Swiftly, wordlessly, I gave her the details of my contact with Zeus. No reaction from her, none at all. She was guarding her mind from Set with every defensive barrier she could maintain. I wondered if she really knew I was there, so completely did she ignore me.

Set was still lounging on his throne, horned face staring at Anya, tail twitching unconsciously behind him. Poor Juno’s body had been removed and the bloodstains cleaned away. I wondered how long it had been since he had smashed me into senselessness. Perhaps only minutes had passed. Perhaps days.

Anya was not in pain. Set was not torturing her or even threatening her. They were speaking together, almost as equals. Even the deadliest of foes have reasons to communicate peacefully, at times.

“You are prepared, then, to leave this planet forever?” I heard Set’s voice in Anya’s mind.

“If there is no alternative,” she replied, also without speaking.

“What guarantee do I have that you will keep the agreement?”

“Agreement?” I asked Anya, but still there was no response from her. It was as if I did not exist, as far as she was concerned.

“You have won. Your power is too great, too firmly entrenched here, for us to dislodge you. If you permit us to escape with our lives and agree not to pursue us further, the planet Earth is yours forever.”

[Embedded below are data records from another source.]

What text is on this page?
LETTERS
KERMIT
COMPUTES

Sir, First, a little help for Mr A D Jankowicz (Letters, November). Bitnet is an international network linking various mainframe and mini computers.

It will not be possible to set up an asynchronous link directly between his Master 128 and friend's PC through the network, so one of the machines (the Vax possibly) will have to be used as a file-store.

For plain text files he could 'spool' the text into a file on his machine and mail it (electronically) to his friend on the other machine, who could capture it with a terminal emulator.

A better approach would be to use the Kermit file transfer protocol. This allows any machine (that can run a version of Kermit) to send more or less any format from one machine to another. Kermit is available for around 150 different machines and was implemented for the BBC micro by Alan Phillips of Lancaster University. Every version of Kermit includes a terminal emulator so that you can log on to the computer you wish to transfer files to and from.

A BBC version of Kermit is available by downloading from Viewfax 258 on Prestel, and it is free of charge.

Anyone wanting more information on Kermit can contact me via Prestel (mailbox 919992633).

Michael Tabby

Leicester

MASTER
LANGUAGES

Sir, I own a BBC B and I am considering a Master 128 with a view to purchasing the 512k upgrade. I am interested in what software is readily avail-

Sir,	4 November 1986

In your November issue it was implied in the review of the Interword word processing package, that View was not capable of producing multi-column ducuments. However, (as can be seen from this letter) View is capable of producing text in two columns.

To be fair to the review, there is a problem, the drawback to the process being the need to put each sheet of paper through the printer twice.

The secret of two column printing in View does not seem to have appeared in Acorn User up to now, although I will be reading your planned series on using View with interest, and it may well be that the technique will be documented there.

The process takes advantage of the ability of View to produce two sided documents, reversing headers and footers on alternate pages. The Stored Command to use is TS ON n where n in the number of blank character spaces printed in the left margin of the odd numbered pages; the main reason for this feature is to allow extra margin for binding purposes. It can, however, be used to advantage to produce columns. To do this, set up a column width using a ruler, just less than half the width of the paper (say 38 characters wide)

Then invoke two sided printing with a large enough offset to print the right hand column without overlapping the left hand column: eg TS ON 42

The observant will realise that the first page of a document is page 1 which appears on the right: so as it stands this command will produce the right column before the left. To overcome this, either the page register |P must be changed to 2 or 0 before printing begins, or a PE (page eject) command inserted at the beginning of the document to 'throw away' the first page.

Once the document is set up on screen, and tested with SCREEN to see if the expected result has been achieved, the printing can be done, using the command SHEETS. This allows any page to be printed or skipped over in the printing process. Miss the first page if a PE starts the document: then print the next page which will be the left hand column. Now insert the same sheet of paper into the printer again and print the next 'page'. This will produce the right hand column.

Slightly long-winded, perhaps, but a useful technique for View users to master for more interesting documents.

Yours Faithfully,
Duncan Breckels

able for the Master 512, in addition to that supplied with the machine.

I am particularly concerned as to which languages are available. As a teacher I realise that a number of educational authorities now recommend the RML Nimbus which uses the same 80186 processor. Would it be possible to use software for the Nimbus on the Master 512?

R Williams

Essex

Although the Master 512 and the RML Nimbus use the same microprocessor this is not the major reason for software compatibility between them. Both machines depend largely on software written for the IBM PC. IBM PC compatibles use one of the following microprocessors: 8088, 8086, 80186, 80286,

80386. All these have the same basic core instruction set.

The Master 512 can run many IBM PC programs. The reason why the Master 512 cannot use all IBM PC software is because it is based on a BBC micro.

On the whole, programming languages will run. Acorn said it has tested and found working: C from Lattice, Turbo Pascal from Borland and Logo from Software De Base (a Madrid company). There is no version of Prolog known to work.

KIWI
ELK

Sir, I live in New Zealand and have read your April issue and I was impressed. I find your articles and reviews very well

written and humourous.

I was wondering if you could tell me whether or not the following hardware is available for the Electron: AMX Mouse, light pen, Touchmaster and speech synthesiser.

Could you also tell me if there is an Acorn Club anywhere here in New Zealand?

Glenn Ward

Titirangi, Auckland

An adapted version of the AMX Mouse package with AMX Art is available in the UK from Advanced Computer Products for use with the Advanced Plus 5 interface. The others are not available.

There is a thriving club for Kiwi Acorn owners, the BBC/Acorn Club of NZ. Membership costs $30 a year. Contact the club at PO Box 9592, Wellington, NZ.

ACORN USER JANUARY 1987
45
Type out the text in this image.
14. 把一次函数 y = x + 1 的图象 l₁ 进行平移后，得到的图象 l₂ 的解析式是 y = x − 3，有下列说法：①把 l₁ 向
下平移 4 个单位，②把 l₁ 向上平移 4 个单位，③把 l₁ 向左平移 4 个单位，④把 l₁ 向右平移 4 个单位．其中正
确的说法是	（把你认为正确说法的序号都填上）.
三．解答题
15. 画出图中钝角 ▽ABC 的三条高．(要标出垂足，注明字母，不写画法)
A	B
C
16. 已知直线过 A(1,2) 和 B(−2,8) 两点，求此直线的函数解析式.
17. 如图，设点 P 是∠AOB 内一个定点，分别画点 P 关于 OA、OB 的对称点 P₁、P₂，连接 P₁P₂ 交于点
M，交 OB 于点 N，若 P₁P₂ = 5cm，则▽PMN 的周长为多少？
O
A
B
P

“Yes, but how do I know I can trust you? In a thousand years or a thousand million, how can I be certain that you will not return to battle against my descendants?”

Anya shrugged mentally. “You will have destroyed the human race. We will have no means of fighting you then.”

“You could create more humans, just as you created the one called Orion.”

“No. That was an experiment that failed. Orion has been of no use to us against you.”

I burned with shame at Anya’s words. They were true, and it hurt me to admit it.

“Then you have no intention of trying to bring him with you when you leave the earth?”

“How could he accompany us?” Anya replied. “He is nothing more than a human. He cannot change his form. He cannot exist in the depths of interstellar space, where we will make our new homes.”

A shuddering horror filled me. Anya and all the Creators were indeed fleeing from Earth and abandoning the human race to extinction at Set’s hands. Abandoning the entire human race. Abandoning me.

“Then you leave this creature Orion to me?” Set’s words were half request, half demand.

“Of course,” Anya replied carelessly. “He is of no further value to us.”

Deep in my underground cell I screamed a shriek of agony like a wild animal howling with pain and fright and the utter furious agony of betrayal.

BOOK III: HELL

I fled, and cri’d out Death; Hell trembl’d at the hideous Name, and sigh’d From all her Caves, and back resounded Death.

Chapter 23

I did not withdraw from Anya’s mind. I was driven out of it, repelled like an invading bacterium, thrown out like an unwanted guest.

For hours I howled like a chained beast in my dark coffin of a cell, unable to move, to stand, unable even to pound the walls until my fists became bloody pulps. I huddled there in a fetal position, wailing and bellowing to a blindly uncaring universe. Betrayed. Abandoned by the only person in the continuum whom I could love, left to my fate as callously as if I were nothing more to her than the husk of a melon she had tasted and then thrown away.

Anya and the other Creators were fleeing for their lives, reverting to their true physical forms, globes of pure energy that can live among the stars for all eternity. They were abandoning the human race, their own creations, to be methodically wiped out by Set and his reptilian brethren.